Recent Tesla buyers who missed out on the fresh price cuts are calling on Musk and company to make them whole. They looked for free, premium driver assistance upgrades, free Supercharging and other perks to offset their hefty price tags.

Meanwhile, Cars.com and Edmunds report increased interest and searches for Tesla vehicles after the discounts.

CarMaxThe nation’s largest used car dealer sold hundreds of Teslas quickly after repricing them. There were about 150 Tesla vehicles on sale Tuesday, up from hundreds before the company cut prices.

“We continuously adjust retail vehicle pricing in real time to match market conditions and offer competitive pricing,” CarMax Chief Operating Officer Joe Wilson said in an emailed statement. “As such, we have adjusted pricing to respond to market conditions of lower new car prices, which has been well received by consumers looking to buy a used Tesla.”

Peer pressure

Wall Street analysts welcomed the cuts for Tesla as a boon for sales.

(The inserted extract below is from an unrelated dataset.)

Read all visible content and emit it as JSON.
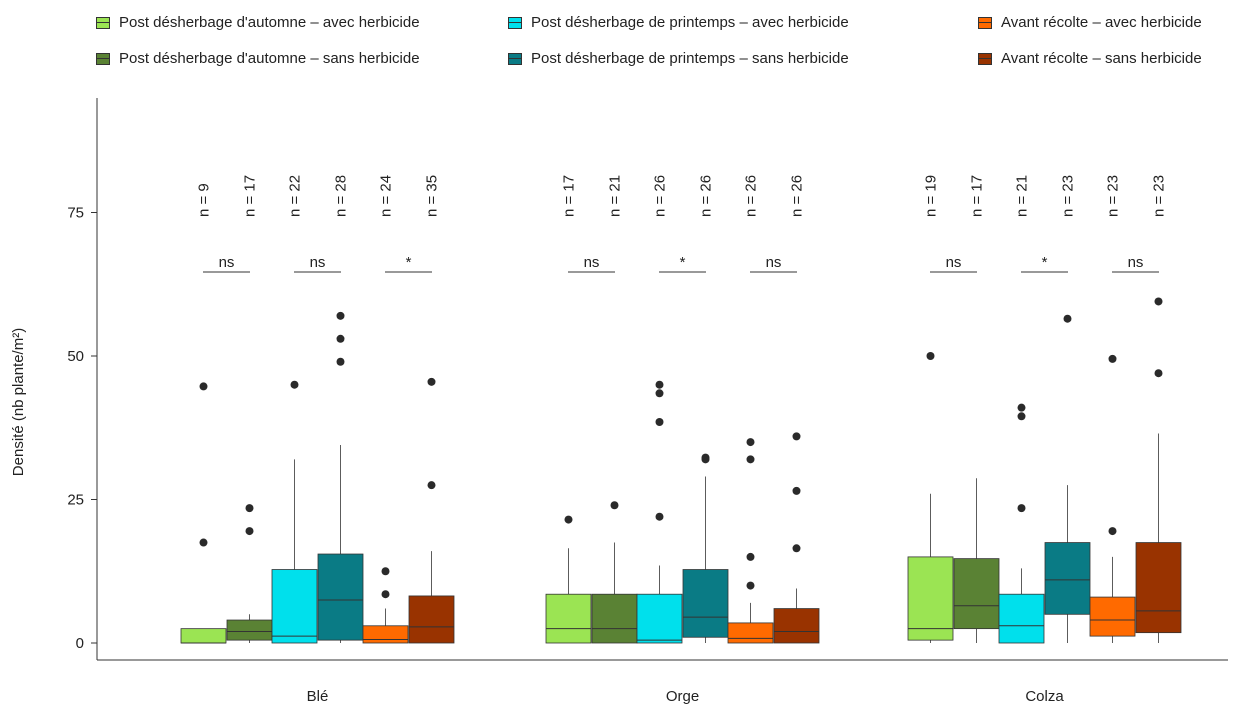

Tesla has enjoyed a much higher profit margin on its electric vehicles than traditional automakers. Its software and subscription offerings, including advanced driver assistance systems and in-car Wi-Fi, could help offset expected profit losses due to recent price cuts such as EV tax credits.

Moreover, price cuts force other car manufacturers or OEMS to reduce prices on their electric vehicles.

“Most OEMs are currently losing money on EVs, and these price cuts could make things even more difficult as they try to ramp up production of their EV offerings,” BofA Securities analyst John Murphy wrote to investors earlier this month.

Gerald Johnson, General Motors Tesla’s global manufacturing chief said the layoffs do not change the company’s production plan for electric vehicles. The automaker currently sells Chevy Bolt EV models priced under $30,000 — among the most affordable in the industry — with higher-priced models on the new battery system.

“We believe there’s an EV for every price bracket and every market segment we’re serving here,” Johnson said Friday at an event in Flint, Michigan. He said Tesla’s price cuts show the cars “could be prohibitively expensive to begin with.”

GM slashed prices on Bolt models by thousands of dollars last year, only recently raising them by hundreds of dollars, citing industry price pressures.

– CNBC Lora Kolodny and Michael Bloom contributed to this report.